L’Eritrea si racconta – una testimonianza

“Anche solo testimoniare è importante, me lo ero scordato.

Témoigner c’est encore traduire, c’est mettre en mots des vécus »

Riporto quello che ho potuto, saputo, annotare sul mio taccuino in occasione dell’evento organizzato dalla Casa Internazionale delle donne

Link all\’evento

L’ERITREA SI RACCONTA

Roma, Teatro Valle Occupato

Lunedì 11 novembre 2013, ore 19.45

La serata comincia con un collegamento via Skype fra Ribka Sibhatu (1) e il sindaco di Lampedusa, Giuseppina Maria Nicolini. Lei parla dei rapporti istituzionali, della visita del Ministro Mauro a Lampedusa, della manifestazione del 3 Ottobre scorso, e della promessa fatta dalla delegazione di Mauro che una parte dei “superstiti” saranno trasferiti a Roma entro il 15 Novembre.

Il loro dialogo finisce con queste parole :

Ribka : “… alla manifestazione del 3 Ottobre, ci siamo sentiti amati….. “

Sindaco : “… fanno più rumore quelli che non amano….”

Ribka : “…il pesce puzza dalla testa…”

Applausi.

E poi, grande frustrazione perché riesco a catturare solo alcuni brani dalle labbra di Ribka, che ci regala un suo Aulà, bellissimo :

“… la pioggia è figlia delle nuvole……siamo fratelli…. È ingenuo fidarsi troppo della vita……… ma amarsi in vita è l’antidoto della morte, cancella la fragilità umana………..”

Applausi, Emozione, Commozione.

Ribka ci presenta il musicista eritreo, un musicista conosciuto, una personalità, di nome Pap.

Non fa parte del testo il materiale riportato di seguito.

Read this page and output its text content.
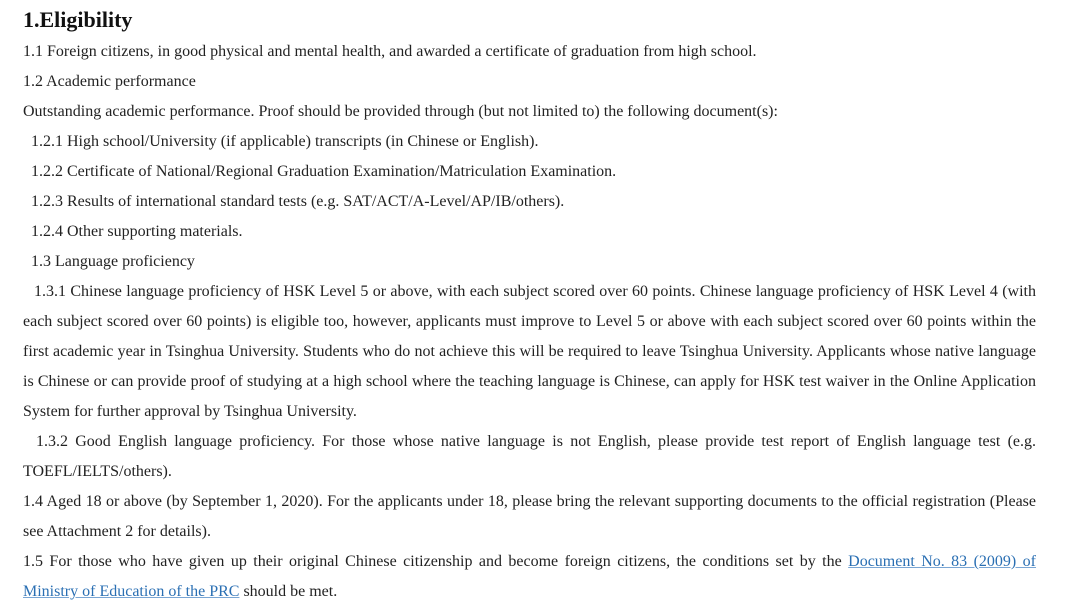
1.Eligibility

1.1 Foreign citizens, in good physical and mental health, and awarded a certificate of graduation from high school.

1.2 Academic performance

Outstanding academic performance. Proof should be provided through (but not limited to) the following document(s):

1.2.1 High school/University (if applicable) transcripts (in Chinese or English).

1.2.2 Certificate of National/Regional Graduation Examination/Matriculation Examination.

1.2.3 Results of international standard tests (e.g. SAT/ACT/A-Level/AP/IB/others).

1.2.4 Other supporting materials.

1.3 Language proficiency

1.3.1 Chinese language proficiency of HSK Level 5 or above, with each subject scored over 60 points. Chinese language proficiency of HSK Level 4 (with each subject scored over 60 points) is eligible too, however, applicants must improve to Level 5 or above with each subject scored over 60 points within the first academic year in Tsinghua University. Students who do not achieve this will be required to leave Tsinghua University. Applicants whose native language is Chinese or can provide proof of studying at a high school where the teaching language is Chinese, can apply for HSK test waiver in the Online Application System for further approval by Tsinghua University.

1.3.2 Good English language proficiency. For those whose native language is not English, please provide test report of English language test (e.g. TOEFL/IELTS/others).

1.4 Aged 18 or above (by September 1, 2020). For the applicants under 18, please bring the relevant supporting documents to the official registration (Please see Attachment 2 for details).

1.5 For those who have given up their original Chinese citizenship and become foreign citizens, the conditions set by the Document No. 83 (2009) of Ministry of Education of the PRC should be met.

Ed ecco Ribka, a presentarci A. : 21 anni, non più ragazzo ma già uomo. Un corpo esile. Eppure si indovinano i muscoli, la forza di un fisico asciutto ma resistente che si è forgiato in questi anni. Prende il microfono, in piedi davanti a tutti noi. Il berretto multicolore in testa. Il viso un pò teso, ma con un sorriso che andrà crescendo nel corso del suo racconto, che andrà rilassandosi mentre pian piano si libererà del suo peso, e pian piano disegnerà e metterà in chiaro il percorso che lo ha portato fin qui :

“Come tutti i miei fratelli sono partito. Nel 2008 sono partito, ho attraversato il deserto eritreo per arrivare in Sudan, a Cassala, e poi sono stato trasferito in un campo di accoglienza. Ho continuato verso Khartoum e poi dopo più di 20 giorni sono passato in Libia, entrando a Tripoli nascosto in un camion di pecore. A Tripoli quelli come me sono accolti da trafficanti : passi il cancello grande di ferro e scegli da quale trafficante andare…. Poi c’è la spiaggia, e la barca. Anzi non era una barca ma un gommone di 6 metri per 3 che trasportava noi, 82 persone, con bambini e donne incinte. Dopo il primo giorno in mare, ci siamo fermati, probabilmente c’era un problema al motore… E poi è salito il nervosismo, e siccome c’erano sia Eritrei che Nigeriani, il nervosismo si è trasformato in rissa e c’è stato il rischio di finire affogati in acqua. Ad un certo punto è passato un pescatore. Ma i pescatori, si sa, non ti aiutano perché hanno paura di essere accusati poi. Questo pescatore che passava, la settimana prima aveva pescato nella sua rete… un donna morta con il bimbo!! Insomma questo pescatore mi ha salvato e mi ha portato fino ad Agrigento, e poi sono andato a Palma di Montechiaro in una struttura chiusa. Ma da lì sono scappato fino a Roma dove sono andato in un centro di accoglienza per minori. Qui a Roma, mi hanno aiutato a studiare. A me piace l’italiano e la musica; ho imparato a suonare la kora”.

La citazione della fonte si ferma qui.